In the Van of Stonewall Jackson's Troops -- The Battle of Cold Harbor -- Bringing in Prisoners -- Capture of the White House -- Expedition to New Kent Courthouse -- Marching Under a Mistake -- Malvern Hill -- Picketing on the James -- Resting in Hanover.


On Wednesday, the 25th of June, rations were cooked, and that night the regiment marched, taking the road leading to Ashland. We had, along with other regiments, a few days previously received the Confederate battle-flag. At a late hour of the night, after breaking our camp, we came in sight of the camp-fires of Major-General T. J. Jackson's command. They were surrounded by men busily engaged in cooking rations.

At early dawn next morning we advanced upon the road running towards Mechanicsville, and as we progressed the line of march deflected to the left. In the afternoon the sound of heavy volleys of small arms, accompanied by the roar of artillery on our right-front, told of the general advance of our lines, and the terrible conflict at hand. Later in the afternoon our movement was very much impeded by broken bridges and trees felled across the road, which told us the enemy was retreating. A few sutler's carts were the only captures we saw. It was soon understood that General "Stonewall" Jackson commanded in person the force of which our cavalry was the van.

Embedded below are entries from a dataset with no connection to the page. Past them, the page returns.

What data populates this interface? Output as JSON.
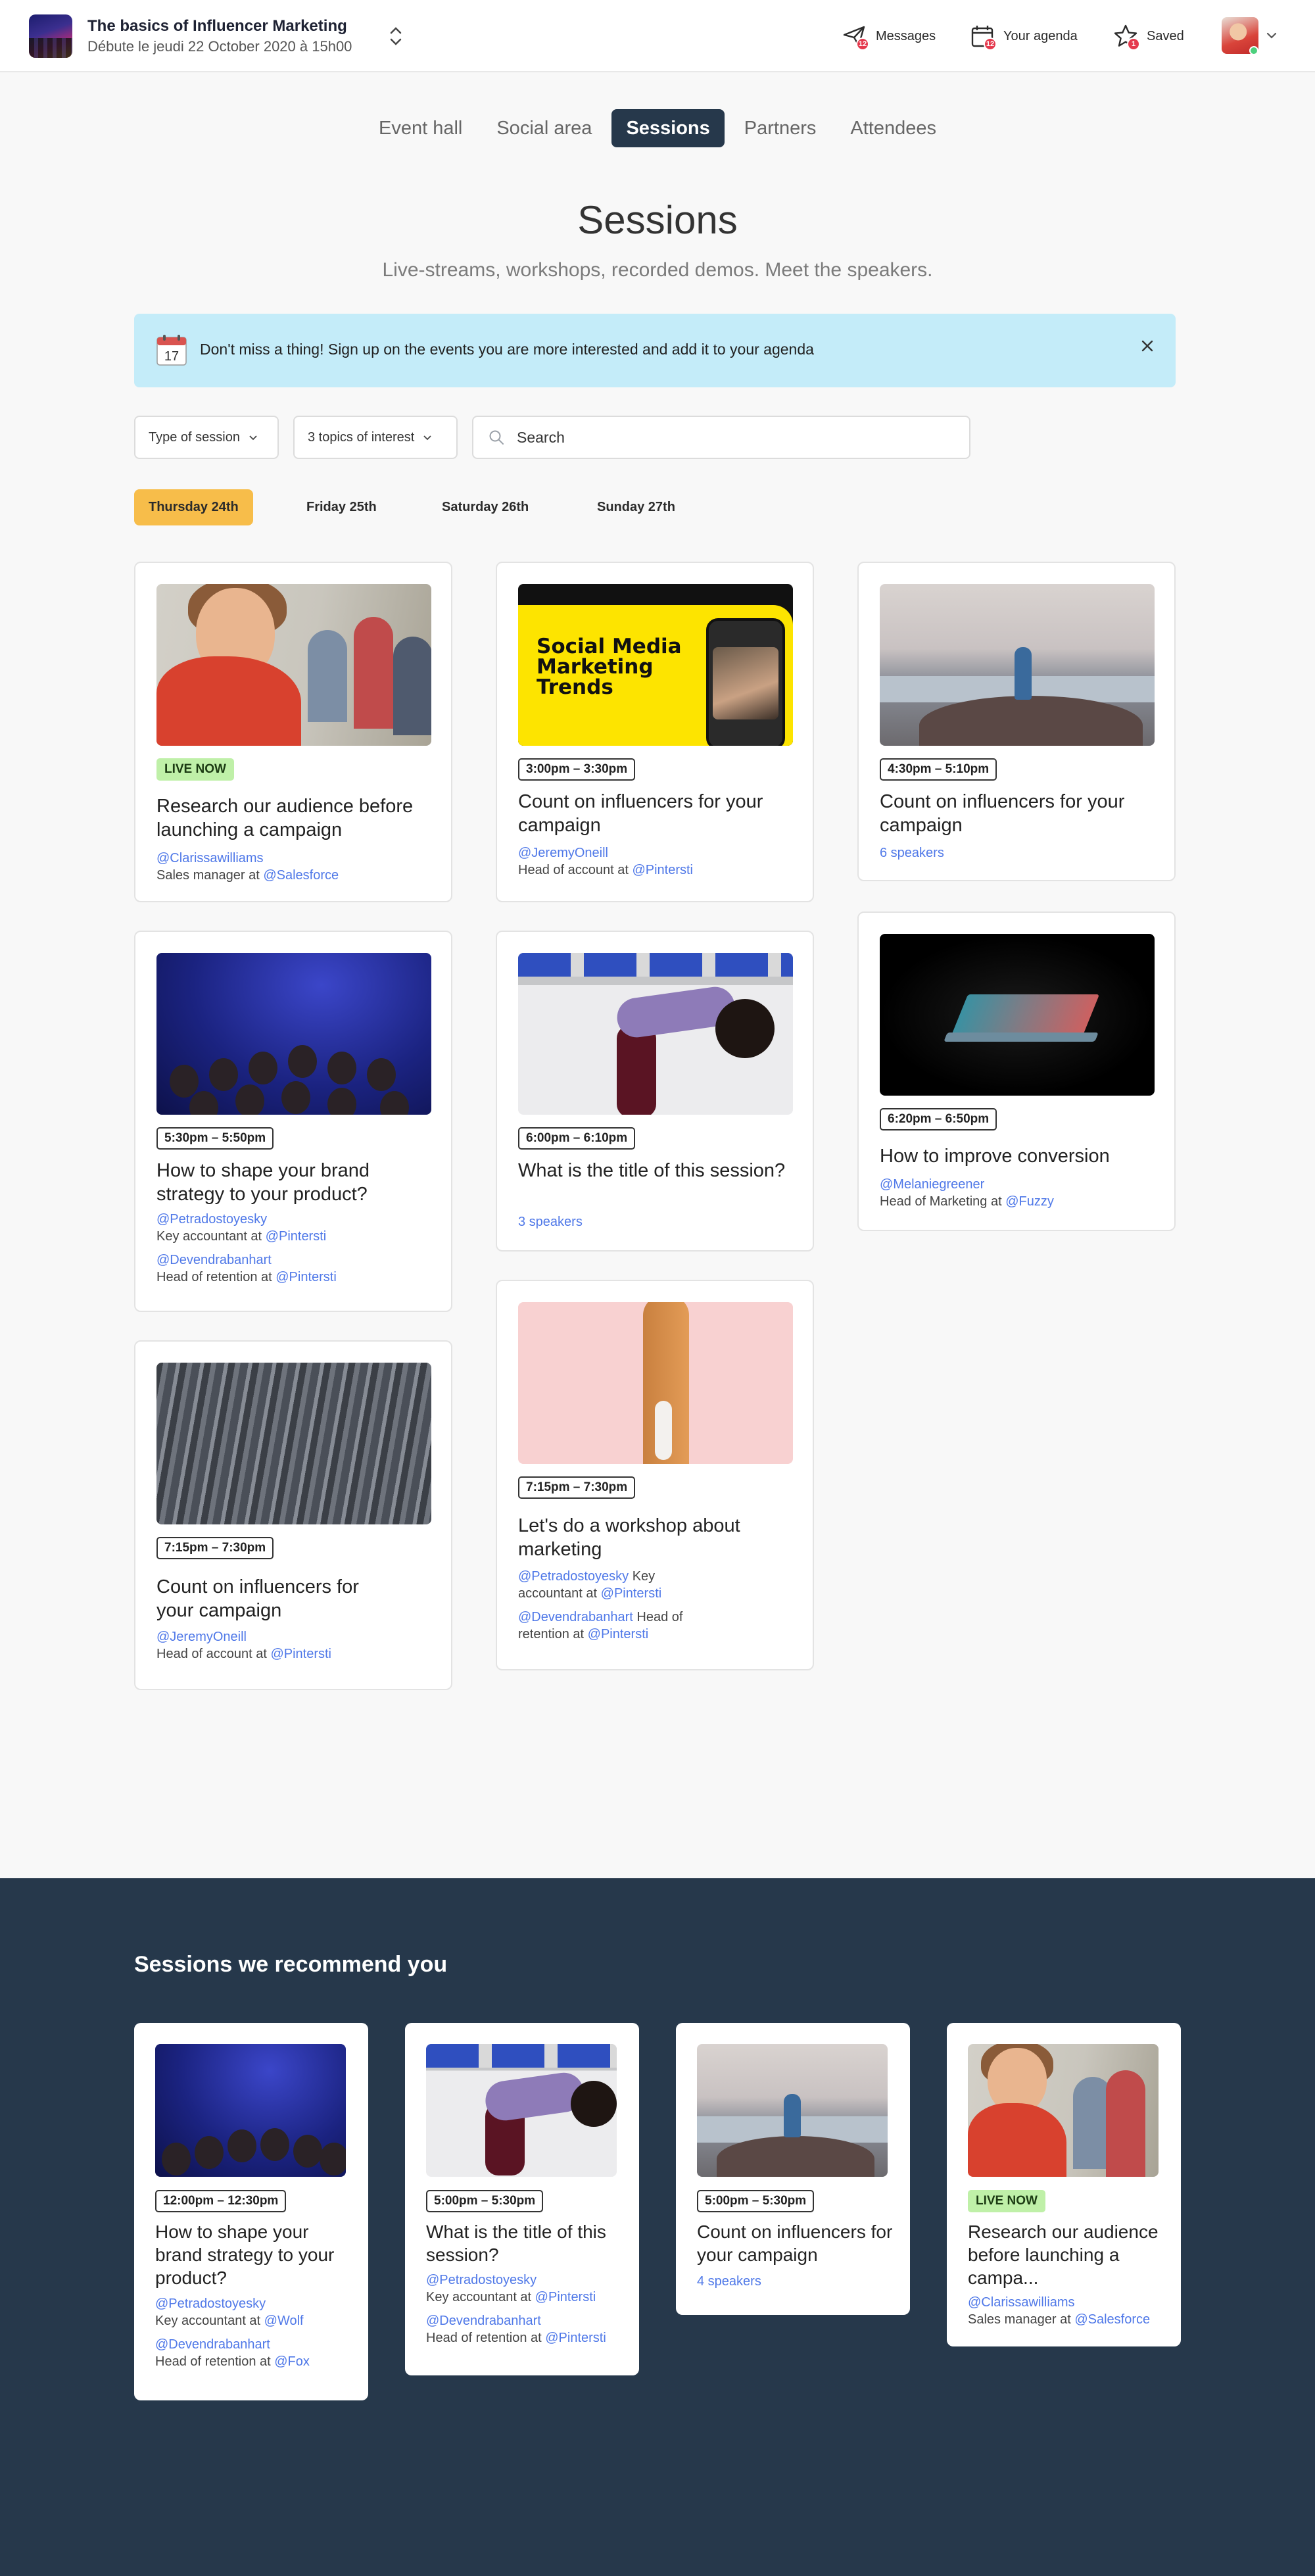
{
  "header": {
    "event_title": "The basics of Influencer Marketing",
    "event_date": "Débute le jeudi 22 October 2020 à 15h00",
    "nav": {
      "messages": {
        "label": "Messages",
        "badge": "12"
      },
      "agenda": {
        "label": "Your agenda",
        "badge": "12"
      },
      "saved": {
        "label": "Saved",
        "badge": "1"
      }
    }
  },
  "tabs": [
    "Event hall",
    "Social area",
    "Sessions",
    "Partners",
    "Attendees"
  ],
  "active_tab": "Sessions",
  "page": {
    "title": "Sessions",
    "subtitle": "Live-streams, workshops, recorded demos. Meet the speakers."
  },
  "banner": {
    "calendar_day": "17",
    "text": "Don't miss a thing! Sign up on the events you are more interested and add it to your agenda"
  },
  "filters": {
    "type": "Type of session",
    "topics": "3 topics of interest",
    "search_placeholder": "Search"
  },
  "days": [
    "Thursday 24th",
    "Friday 25th",
    "Saturday 26th",
    "Sunday 27th"
  ],
  "sessions": [
    {
      "badge": "LIVE NOW",
      "title": "Research our audience before launching a campaign",
      "speaker": "@Clarissawilliams",
      "role": "Sales manager at",
      "company": "@Salesforce"
    },
    {
      "time": "3:00pm – 3:30pm",
      "title": "Count on influencers for your campaign",
      "speaker": "@JeremyOneill",
      "role": "Head of account at",
      "company": "@Pintersti",
      "image_text": "Social Media Marketing Trends"
    },
    {
      "time": "4:30pm – 5:10pm",
      "title": "Count on influencers for your campaign",
      "speakers_count": "6 speakers"
    },
    {
      "time": "5:30pm – 5:50pm",
      "title": "How to shape your brand strategy to your product?",
      "speaker": "@Petradostoyesky",
      "role": "Key accountant at",
      "company": "@Pintersti",
      "speaker2": "@Devendrabanhart",
      "role2": "Head of retention at",
      "company2": "@Pintersti"
    },
    {
      "time": "6:00pm – 6:10pm",
      "title": "What is the title of this session?",
      "speakers_count": "3 speakers"
    },
    {
      "time": "6:20pm – 6:50pm",
      "title": "How to improve conversion",
      "speaker": "@Melaniegreener",
      "role": "Head of Marketing at",
      "company": "@Fuzzy"
    },
    {
      "time": "7:15pm – 7:30pm",
      "title": "Count on influencers for your campaign",
      "speaker": "@JeremyOneill",
      "role": "Head of account at",
      "company": "@Pintersti"
    },
    {
      "time": "7:15pm – 7:30pm",
      "title": "Let's do a workshop about marketing",
      "speaker": "@Petradostoyesky",
      "role": "Key accountant at",
      "company": "@Pintersti",
      "speaker2": "@Devendrabanhart",
      "role2": "Head of retention at",
      "company2": "@Pintersti"
    }
  ],
  "recommended": {
    "title": "Sessions we recommend you",
    "items": [
      {
        "time": "12:00pm – 12:30pm",
        "title": "How to shape your brand strategy to your product?",
        "speaker": "@Petradostoyesky",
        "role": "Key accountant at",
        "company": "@Wolf",
        "speaker2": "@Devendrabanhart",
        "role2": "Head of retention at",
        "company2": "@Fox"
      },
      {
        "time": "5:00pm – 5:30pm",
        "title": "What is the title of this session?",
        "speaker": "@Petradostoyesky",
        "role": "Key accountant at",
        "company": "@Pintersti",
        "speaker2": "@Devendrabanhart",
        "role2": "Head of retention at",
        "company2": "@Pintersti"
      },
      {
        "time": "5:00pm – 5:30pm",
        "title": "Count on influencers for your campaign",
        "speakers_count": "4 speakers"
      },
      {
        "badge": "LIVE NOW",
        "title": "Research our audience before launching a campa...",
        "speaker": "@Clarissawilliams",
        "role": "Sales manager at",
        "company": "@Salesforce"
      }
    ]
  },
  "colors": {
    "primary_dark": "#26384b",
    "accent_yellow": "#f7bd4a",
    "banner_blue": "#c4ecf9",
    "live_green": "#bff0a8",
    "link_blue": "#4f78e8",
    "badge_red": "#e5394d"
  }
}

We lay at night upon the road, bridles in hand, near Pole Green meeting-house, a few miles east of Mechanicsville. The firing upon our right-front was resumed in the morning, and, from the sound, seemed to be crossing our front to the left. We moved forward at an early hour. Upon reaching the stage-road east of Mechanicsville our march was down that road in the direction of Old Church to a mill, where we halted, fed our horses, and ate our dinner. On leaving the mill our line of march diverged from the main road along by-roads to the south. We halted about three o'clock P. M. in the immediate vicinity of Cold Harbor. We had encountered no enemy, and, after leaving the stage-road, had not seen our infantry.

At thirty minutes past three o'clock the fight commenced with deafening volleys of musketry, so continuous that the intervals were scarcely perceptible. The artillery fire was heavy, but seemed light compared with the sound of the small arms. We could see only the clouds of smoke, though shells continually shrieked and exploded over our heads. We were ordered by General Jackson late in the evening to move to a position less exposed. A squadron under Captain Thomas WaIler was placed in position to charge a battery, but, for some cause, was ordered back. The battle lasted without the slightest abatement in the fire of small arms for four hours. When it ceased we marched rapidly on the road leading to the White House, but, finding the enemy was not retreating in that direction, returned and bivouacked on the edge of the field of battle.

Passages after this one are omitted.